Ela, que foi considerada a maior rua da Europa, um título endossado em 1987 ao ser declarada como primeiro itinerário cultural europeu, adquire agora uma nuance mais global ao acolher um maior número de peregrinos ultra-pirenéus, que vêm de até 150 países diferentes para viajar no Caminho de Santiago a pé, de bicicleta ou a cavalo.

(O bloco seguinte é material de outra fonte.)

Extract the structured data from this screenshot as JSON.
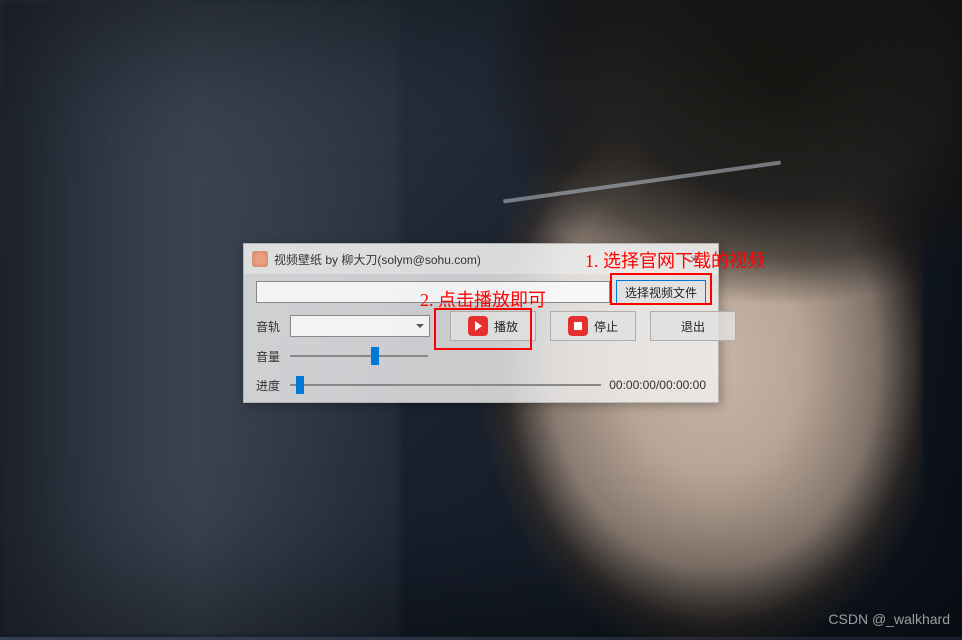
{
  "dialog": {
    "title": "视频壁纸  by 柳大刀(solym@sohu.com)",
    "close_label": "×",
    "path_value": "",
    "select_file_label": "选择视频文件",
    "track_label": "音轨",
    "track_value": "",
    "volume_label": "音量",
    "play_label": "播放",
    "stop_label": "停止",
    "exit_label": "退出",
    "progress_label": "进度",
    "time_display": "00:00:00/00:00:00",
    "volume_percent": 62,
    "progress_percent": 2
  },
  "annotations": {
    "step1": "1. 选择官网下载的视频",
    "step2": "2. 点击播放即可"
  },
  "watermark": "CSDN @_walkhard",
  "colors": {
    "accent_red": "#ff0000",
    "button_highlight": "#0078d7",
    "icon_red": "#e63030"
  }
}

O Caminho de Santiago Francês tem um itinerário preciso em França, de onde partem quatro ramais. Três deles, originários de Paris-Tours, Vézelay-Limoges e Le Puy-Conques, convergem em Ostabat, uma cidade a 20 quilómetros de Saint-Jean-Pied-de-Port. Depois de percorrerem juntos esta curta distância e escalarem os Pirenéus, os peregrinos entram em Espanha via Roncesvalles. A quarta rota francesa, proveniente de Arles-Toulouse, entra pelo desfiladeiro de Somport e continua até Jaca, uma cidade da região espanhola de Aragão. Ambas as variantes não serão unificadas até Puente la Reina (Navarra), uma das cidades com a maior herança jacobeia.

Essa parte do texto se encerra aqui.